Jay Younts. Everyday Talk (2005).
The subtitle of this book is “How to talk to your children freely and naturally about God” but it could just as well be subtitled “How parents can be faithful with their words” or even “How to teach your children to pray”. The children’s pastor at my church highly recommended this book, so I kindled it and did a read. This is the best book I’ve yet read on how to talk to and with your children about God. Absolutely solid, convicting, and inspiring.
The premise of the book is that our children learn far more about God and his world from the way we talk the rest of the week than the way we talk on Sunday morning. Younts pleads for an examination of our hearts and urges us as parents to take a closer look at what we say and how we say it to our kids. Basically, what does our language (and behavior) communicate to our children about God? He quotes the Old Testament injunctions to carry God’s commandments in our hearts and impress them on our children as we live life together: “Talk about them when you sit at home and when you walk along the road, when you lie down and when you get up” (Deut. 6:6-7). How can we be true to the Gospel in our ordinary, “everyday” teaching and speech? Especially when our children are living in a world where there will be many, many other messages received. Younts cites a recent study that found that teenagers spend an average of five minutes a day talking to their fathers (143)*. There are many other conversations in their day!
Not only are we to talk to our children about God naturally as a part of daily life, but we are to use our every opportunity to present the Gospel. Let’s listen to the messages we are sending our children. “Do your children believe the gospel of Christ is about His performance on the cross?” Younts asks. “Or do your kids think that the gospel means God will only be pleased if they obey him and obey you? Do your kids think that the gospel means that they must be good in order for God to love them?”(283). Friends, if we miss this one we missed the whole bus. Do the things that come out of my mouth when I am disciplining my children suggest that they must be “good” for me to love them? Or that I expect them to be “good” on their own? Do I treat my daughter as if she can “solve her problem with sin by responding in her own strength, simply by doing what Mommy says”? (330) Is the “help” I offer a struggling child of the Nike variety– “Just do it”?

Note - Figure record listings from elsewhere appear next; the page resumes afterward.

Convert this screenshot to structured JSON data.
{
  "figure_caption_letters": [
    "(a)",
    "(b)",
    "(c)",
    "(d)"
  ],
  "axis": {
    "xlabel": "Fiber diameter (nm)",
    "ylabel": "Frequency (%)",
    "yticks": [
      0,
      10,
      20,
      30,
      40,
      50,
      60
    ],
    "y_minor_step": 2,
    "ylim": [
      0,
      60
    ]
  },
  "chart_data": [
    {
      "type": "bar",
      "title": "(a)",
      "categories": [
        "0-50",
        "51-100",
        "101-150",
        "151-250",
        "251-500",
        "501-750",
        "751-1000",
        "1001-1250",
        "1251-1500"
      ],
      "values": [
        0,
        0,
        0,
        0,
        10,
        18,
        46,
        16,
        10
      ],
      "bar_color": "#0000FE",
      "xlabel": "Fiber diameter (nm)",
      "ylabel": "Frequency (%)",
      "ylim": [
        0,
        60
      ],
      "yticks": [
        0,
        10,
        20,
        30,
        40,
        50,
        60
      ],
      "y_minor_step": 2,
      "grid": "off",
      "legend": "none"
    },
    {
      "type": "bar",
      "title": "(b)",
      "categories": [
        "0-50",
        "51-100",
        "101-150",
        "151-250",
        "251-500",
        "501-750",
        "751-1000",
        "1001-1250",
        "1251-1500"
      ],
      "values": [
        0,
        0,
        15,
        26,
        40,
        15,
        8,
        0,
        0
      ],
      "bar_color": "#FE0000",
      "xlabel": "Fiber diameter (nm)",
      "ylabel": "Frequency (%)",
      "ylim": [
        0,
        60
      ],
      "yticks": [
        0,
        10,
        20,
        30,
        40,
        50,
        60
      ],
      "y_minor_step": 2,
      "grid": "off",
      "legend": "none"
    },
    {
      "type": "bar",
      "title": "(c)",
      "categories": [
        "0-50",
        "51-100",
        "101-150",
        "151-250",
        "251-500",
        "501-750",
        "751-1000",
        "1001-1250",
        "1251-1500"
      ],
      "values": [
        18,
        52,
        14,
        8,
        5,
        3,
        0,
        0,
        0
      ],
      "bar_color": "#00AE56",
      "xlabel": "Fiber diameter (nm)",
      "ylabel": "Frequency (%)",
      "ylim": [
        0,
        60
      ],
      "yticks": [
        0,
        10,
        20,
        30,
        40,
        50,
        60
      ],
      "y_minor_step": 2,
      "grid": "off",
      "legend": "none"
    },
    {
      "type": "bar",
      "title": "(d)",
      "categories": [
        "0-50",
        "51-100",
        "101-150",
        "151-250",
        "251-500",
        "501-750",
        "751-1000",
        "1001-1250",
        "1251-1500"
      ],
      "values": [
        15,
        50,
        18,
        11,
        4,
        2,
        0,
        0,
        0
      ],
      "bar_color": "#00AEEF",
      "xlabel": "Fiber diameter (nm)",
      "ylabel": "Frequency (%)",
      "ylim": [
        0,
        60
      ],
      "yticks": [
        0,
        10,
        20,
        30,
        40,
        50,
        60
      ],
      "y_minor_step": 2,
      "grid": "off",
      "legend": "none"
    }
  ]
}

Younts’s questions are provocative: “What topics are alive inside your heart?” (103) and “What thoughts live in your heart? . . . Your children know” (108). I strongly agree with his exhortations–as when he urges parents to help their children by using empathy and kindness–it is so much easier to follow a gentle command than a harsh one! I will carry his encouragement to keep my ears in “seek mode” (420) and monitor how much of my conversation with my children is “parentspeak” (462) with me for a long time. His wisdom on the topics of listening, discipline, and prayer are unsurpassed by anything else that I have read. (“Parents, when you give in to anger, resentment, or self-pity at your children’s bad behavior, you make yourself the center of the problem” (805) and “By modeling patience, love, self-control–and all the fruit of the Spirit–you teach your children how extraordinary God is” (808).) Younts also takes time to consider the talk that happens between mothers and fathers, and helpful ways to discuss topics such as sexuality.
There is a short list of books** that have helped me tremendously as I seek to develop a vision for parenting my children in a way that is faithful to God’s word. This one’s at the top.
*All citations are kindle locations, I do not have page numbers for these quotes.
**Also on the list are Shepherding a Child’s Heart by Tedd Tripp, Don’t Make Me Count to Three by Ginger Plowman, and A Mother’s Heart by Jean Fleming.